Ueda, whose win at the 2007 Mizuno Classic earned her a spot on the 2008 LPGA Tour, won her second LPGA title on familiar soil.

Meanwhile, the entire tour will win with the addition of the Australian tournament to next year's schedule.

The ISPS Handa Women's Australian Open will be played Feb. 6-12 at Royal Melbourne in conjunction with Golf Australia and Australian Ladies Professional Golf, adding an official LPGA event in Australia.

"I think it's great for women's golf in Australia and it is something we really need right now," veteran Karrie Webb, a native of Queensland, Australia, told reporters. "It's just going to raise the level of excitement for the event and the profile of the tournament."

With a number of solid young professionals coming out of Australia and competing around the world on the Ladies European Tour, the LPGA Futures Tour and the Japan LPGA, Webb says the new tournament will be especially beneficial to those young pros and top amateurs who aspire to play on the LPGA Tour.

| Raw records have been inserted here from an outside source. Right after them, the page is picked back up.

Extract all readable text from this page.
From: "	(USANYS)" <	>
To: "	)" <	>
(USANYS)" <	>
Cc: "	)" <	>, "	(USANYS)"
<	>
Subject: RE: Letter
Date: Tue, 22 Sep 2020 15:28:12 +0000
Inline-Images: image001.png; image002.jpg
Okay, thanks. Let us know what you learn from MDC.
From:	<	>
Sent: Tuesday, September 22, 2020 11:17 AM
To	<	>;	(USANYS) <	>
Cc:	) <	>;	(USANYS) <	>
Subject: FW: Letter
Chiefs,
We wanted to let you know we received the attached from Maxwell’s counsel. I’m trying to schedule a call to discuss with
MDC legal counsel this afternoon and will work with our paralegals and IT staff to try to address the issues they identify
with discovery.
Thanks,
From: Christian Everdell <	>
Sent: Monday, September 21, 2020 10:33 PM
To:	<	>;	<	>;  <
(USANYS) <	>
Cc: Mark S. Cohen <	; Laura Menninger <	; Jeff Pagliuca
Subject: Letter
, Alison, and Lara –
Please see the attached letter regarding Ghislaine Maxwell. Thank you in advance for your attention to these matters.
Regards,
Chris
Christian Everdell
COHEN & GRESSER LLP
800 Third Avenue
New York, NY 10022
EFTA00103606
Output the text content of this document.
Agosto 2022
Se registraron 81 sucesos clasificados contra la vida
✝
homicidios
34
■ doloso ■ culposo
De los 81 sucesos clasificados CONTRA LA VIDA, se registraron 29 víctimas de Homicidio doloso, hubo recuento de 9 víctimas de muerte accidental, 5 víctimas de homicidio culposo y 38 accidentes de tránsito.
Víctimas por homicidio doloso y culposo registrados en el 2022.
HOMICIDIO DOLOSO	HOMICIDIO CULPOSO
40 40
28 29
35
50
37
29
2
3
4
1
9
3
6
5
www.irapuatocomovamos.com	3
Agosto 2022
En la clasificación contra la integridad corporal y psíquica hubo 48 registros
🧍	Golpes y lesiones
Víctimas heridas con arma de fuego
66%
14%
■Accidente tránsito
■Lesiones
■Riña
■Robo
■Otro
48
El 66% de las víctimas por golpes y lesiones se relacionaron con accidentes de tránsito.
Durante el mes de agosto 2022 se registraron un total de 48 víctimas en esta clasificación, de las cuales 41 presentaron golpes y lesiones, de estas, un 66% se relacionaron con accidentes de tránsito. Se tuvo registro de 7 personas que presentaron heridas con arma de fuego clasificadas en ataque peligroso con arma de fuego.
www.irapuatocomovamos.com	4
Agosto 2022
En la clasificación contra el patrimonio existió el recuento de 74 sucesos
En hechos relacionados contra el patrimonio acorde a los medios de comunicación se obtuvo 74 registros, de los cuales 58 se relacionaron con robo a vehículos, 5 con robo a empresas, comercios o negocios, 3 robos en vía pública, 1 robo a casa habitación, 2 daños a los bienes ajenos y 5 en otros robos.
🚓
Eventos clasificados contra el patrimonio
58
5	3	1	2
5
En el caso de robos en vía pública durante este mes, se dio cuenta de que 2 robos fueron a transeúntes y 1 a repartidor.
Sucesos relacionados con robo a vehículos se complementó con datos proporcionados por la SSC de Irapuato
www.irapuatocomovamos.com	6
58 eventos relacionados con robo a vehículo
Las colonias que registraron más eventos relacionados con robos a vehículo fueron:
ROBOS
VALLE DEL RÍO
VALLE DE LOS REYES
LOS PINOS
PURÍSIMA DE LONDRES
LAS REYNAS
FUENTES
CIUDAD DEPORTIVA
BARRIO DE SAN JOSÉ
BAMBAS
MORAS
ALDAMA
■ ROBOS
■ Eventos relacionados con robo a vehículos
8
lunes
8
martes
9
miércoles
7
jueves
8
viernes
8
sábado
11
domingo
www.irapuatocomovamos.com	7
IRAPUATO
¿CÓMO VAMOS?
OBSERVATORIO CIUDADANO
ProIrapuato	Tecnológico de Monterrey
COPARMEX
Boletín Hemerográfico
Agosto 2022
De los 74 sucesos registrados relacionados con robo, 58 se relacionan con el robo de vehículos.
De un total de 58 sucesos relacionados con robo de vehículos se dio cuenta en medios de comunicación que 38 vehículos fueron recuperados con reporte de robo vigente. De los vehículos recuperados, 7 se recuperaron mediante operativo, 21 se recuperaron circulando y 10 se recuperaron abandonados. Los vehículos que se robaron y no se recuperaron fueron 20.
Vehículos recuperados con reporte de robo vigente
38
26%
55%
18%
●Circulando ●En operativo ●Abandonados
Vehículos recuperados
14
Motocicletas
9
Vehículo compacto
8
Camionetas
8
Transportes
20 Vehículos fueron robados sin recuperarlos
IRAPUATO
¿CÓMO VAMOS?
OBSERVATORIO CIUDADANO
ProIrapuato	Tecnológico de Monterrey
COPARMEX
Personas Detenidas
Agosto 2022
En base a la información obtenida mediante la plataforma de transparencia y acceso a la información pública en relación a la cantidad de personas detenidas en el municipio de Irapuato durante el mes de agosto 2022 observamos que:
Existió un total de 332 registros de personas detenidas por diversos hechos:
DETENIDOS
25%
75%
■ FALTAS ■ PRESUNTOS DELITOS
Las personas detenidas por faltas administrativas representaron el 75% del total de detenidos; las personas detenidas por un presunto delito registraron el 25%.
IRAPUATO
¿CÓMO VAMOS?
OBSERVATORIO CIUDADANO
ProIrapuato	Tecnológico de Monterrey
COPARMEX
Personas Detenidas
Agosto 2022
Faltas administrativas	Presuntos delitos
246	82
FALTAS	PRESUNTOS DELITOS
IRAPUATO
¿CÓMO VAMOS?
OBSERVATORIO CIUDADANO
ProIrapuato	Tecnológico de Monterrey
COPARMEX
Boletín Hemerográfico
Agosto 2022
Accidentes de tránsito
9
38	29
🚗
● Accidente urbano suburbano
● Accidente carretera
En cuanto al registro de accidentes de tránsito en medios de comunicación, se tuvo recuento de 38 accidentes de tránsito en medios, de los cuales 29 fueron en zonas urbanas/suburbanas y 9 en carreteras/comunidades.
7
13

"They will get to see what it's like to play an LPGA event on their home turf, and they will have the chance to compete against LPGA pros," said Webb, who has offered sponsorship for rising young Australian pros for the past several years. "It will give them something even bigger to shoot for."

Be like Yani

The impact of Yani Tseng's world No. 1 ranking on golf in her native Taiwan was on early and full display this past week in the LPGA's Mizuno Classic.

Teresa Lu, who is playing this year on the Japan LPGA and has one runner-up finish, was one of the early leaders and said many of her countrywomen will be following Tseng's lead.

"After Yani came along, everyone practices so hard. Even me!'' Lu told reporters. "The way she plays golf is very powerful. It has changed women's golf. Before Yani, women's golf was about tempo and grace. Now, it is more powerful."

In an effort to play more powerfully, Lu has changed her game.

"Yes, I hit the ball farther," she said. "But my back is also in pain."

Early-arriving crowd

Japan is noted for being golf-obsessed, but the fan support shown last week made a statement.

Fans waited in line all night during the week for the chance to be among the first 150 spectators allowed to pose each day with Mizuno Classic players -- and paid money for the photo ops.

The money raised will be donated to various charities in Shima-shi as well as to the earthquake relief fund in northern Japan.

Can't do that in Jersey

The LPGA's global image was well spotlighted in Japan. Contestants in the Mizuno Classic were invited to take a boat ride and experience Japan's "Ama" divers before the start of the tournament.

The Ise (pronounced EE-say) region of Ago Bay has been known for its pearl cultivation since the 1800s and is the home base of the famous Mikimoto pearls. The female divers, known as Ama, which translates as "sea woman," dive deep into the bay and can remain under water for several minutes as they collect various types of seafood -- a thousand-year-old method of fishing known as sumoguri.

The divers plucked dozens of cultivated oysters from the bay and dumped them into a bucket, allowing each player to select an oyster for opening. Most of the oysters contained cultured pearls, which the players were allowed to keep.

"It's wonderful to go off the golf course and hotel property and take in the local sites," said LPGA player Amanda Blumenherst of Arizona, who added a pearl to the engagement diamond she received last week. "You hear so much about the pearls in this area. It's just nice to do something fun and different than golf."

Added Vicky Hurst of Florida, who also took the trip onto Ago Bay: "We travel all over the world and play golf every week, so I wanted to take advantage of being here in Japan. It's nice when you get to learn something while you're out traveling, plus, we got a free pearl."

By the numbers

63: First-round score by Sakura Yokomine, whose 9-under-par round broke the previous course record of 8-under 64 shared by Stacy Lewis, Lorena Ochoa, Akane Iijima and Momoko Ueda. Yokomine received a bonus of 300,000 yen for the week's low score.

6th: Place finish by Lewis and Mina Harigae, the field's low Americans, at 12-under 204 and 4 shots back.